La science économique (et les économistes) ne pèche pas par où l’on croit, nous explique tout d’abord l’auteure. Contrairement à ce que l’on lit souvent, la quantification n’est pas un « péché » (l’auteure se décrit notamment comme « chrétienne libertaire », ce qui explique peut-être la quelque peu surprenante pesée à laquelle elle s’exerce dans cet ouvrage). Celle-ci accompagne les sciences sociales depuis leur début. De fait, compter est plutôt une vertu. Les mathématiques non plus ne sont pas un péché. Leur capacité inégalée de déduire à partir de prémisses est en effet très utile. Même si celles-ci ne répondent pas, car il ne faut pas s’y tromper, à la question du « Combien ».

De même, le culte du libre-échange n’est pas un péché en soi. C’est une vertu. C’est en tout cas ainsi que voit les choses une économiste libérale, qui plus est de l’Ecole de Chicago, et qui ne se prive pas dans cette section de dénoncer alors quelques travers surtout français (joker !).

A peine plus grave serait le fait de recourir systématiquement au modèle de l’individu calculateur, autrement dit, selon ses mots, de considérer les êtres humains « comme des machines à calculer ayant pour seuls objectifs la Prudence, le Prix, le Profit, la Propriété et le Pouvoir.   » En omettant ainsi d’autres motivations « comme l’Amour et le Courage, la Justice et la Tempérance, la Foi et l’Espérance »   , que l’auteure regroupe sous le mot de « Solidarité ». Même si, bien sûr, on serait plus inspiré de les prendre en compte toutes ensemble ; une exigence par rapport à laquelle l’auteure se décrit alors comme une repentie.
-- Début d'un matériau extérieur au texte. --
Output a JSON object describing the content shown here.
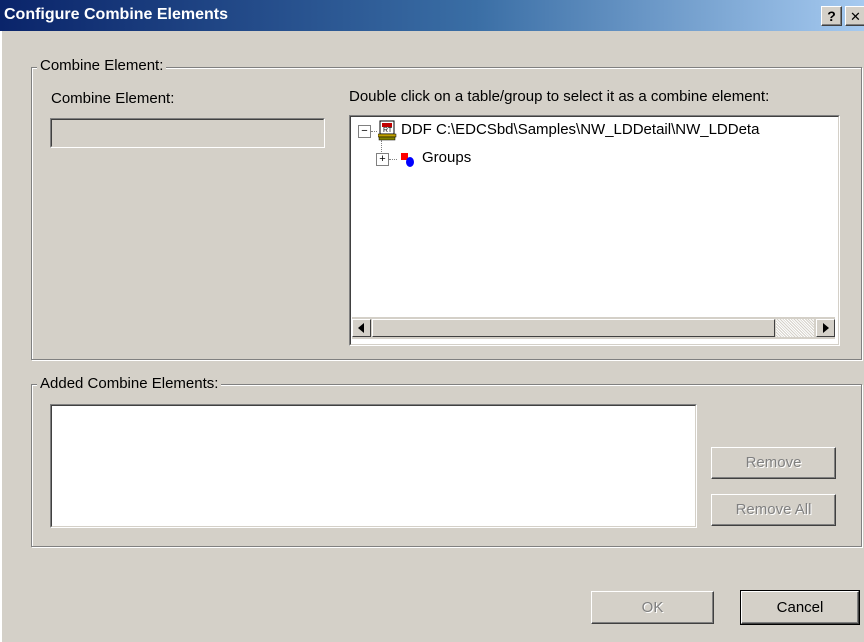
{
  "window": {
    "title": "Configure Combine Elements",
    "help_glyph": "?",
    "close_glyph": "✕"
  },
  "combine_group": {
    "legend": "Combine Element:",
    "field_label": "Combine Element:",
    "field_value": "",
    "tree_instruction": "Double click on a table/group to select it as a combine element:",
    "tree": {
      "root": {
        "expander": "−",
        "icon": "ddf-file-icon",
        "label": "DDF C:\\EDCSbd\\Samples\\NW_LDDetail\\NW_LDDeta"
      },
      "child": {
        "expander": "+",
        "icon": "groups-icon",
        "label": "Groups"
      }
    }
  },
  "added_group": {
    "legend": "Added Combine Elements:",
    "items": []
  },
  "buttons": {
    "remove": "Remove",
    "remove_all": "Remove All",
    "ok": "OK",
    "cancel": "Cancel"
  },
  "colors": {
    "face": "#d4d0c8",
    "title_start": "#0a246a",
    "title_end": "#a6caf0",
    "disabled_text": "#808080"
  }
}
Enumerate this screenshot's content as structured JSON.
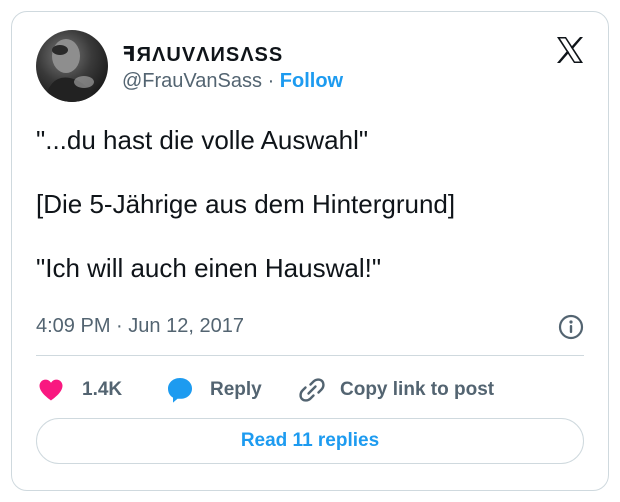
{
  "tweet": {
    "display_name": "ꟻЯΛUVΛИSΛSS",
    "handle": "@FrauVanSass",
    "separator": "·",
    "follow_label": "Follow",
    "text_lines": [
      "\"...du hast die volle Auswahl\"",
      "",
      "[Die 5-Jährige aus dem Hintergrund]",
      "",
      "\"Ich will auch einen Hauswal!\""
    ],
    "time": "4:09 PM",
    "date": "Jun 12, 2017",
    "date_separator": "·"
  },
  "actions": {
    "likes": "1.4K",
    "reply_label": "Reply",
    "copy_label": "Copy link to post"
  },
  "read_replies_label": "Read 11 replies",
  "colors": {
    "accent": "#1d9bf0",
    "like": "#f91880",
    "reply_bubble": "#1d9bf0",
    "text": "#0f1419",
    "muted": "#536471",
    "border": "#cfd9de"
  },
  "icons": {
    "avatar": "avatar-photo",
    "logo": "x-logo-icon",
    "info": "info-icon",
    "like": "heart-icon",
    "reply": "speech-bubble-icon",
    "copy": "link-icon"
  }
}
D’autres travers sont toutefois plus difficiles à pardonner, même s’ils ne sont pas propres à la science économique, explique-t-elle. L’ignorance du monde en premier lieu, qui se traduit, chez les économistes, par l’absence de recherches de terrain concernant le monde des affaires, est ainsi difficilement pardonnable. Il en va de même de l’absence de culture historique chez la plupart d’entre eux, quand il ne s’agit pas de culture tout court (l’auteure est ici très sévère), ce qui se traduit notamment par des idées plutôt puériles en matière d’épistémologie, en particulier par l’attachement à une version scolaire du positivisme qui sous-estime le problème du contrôle expérimental (ce point s’éclairera ensuite).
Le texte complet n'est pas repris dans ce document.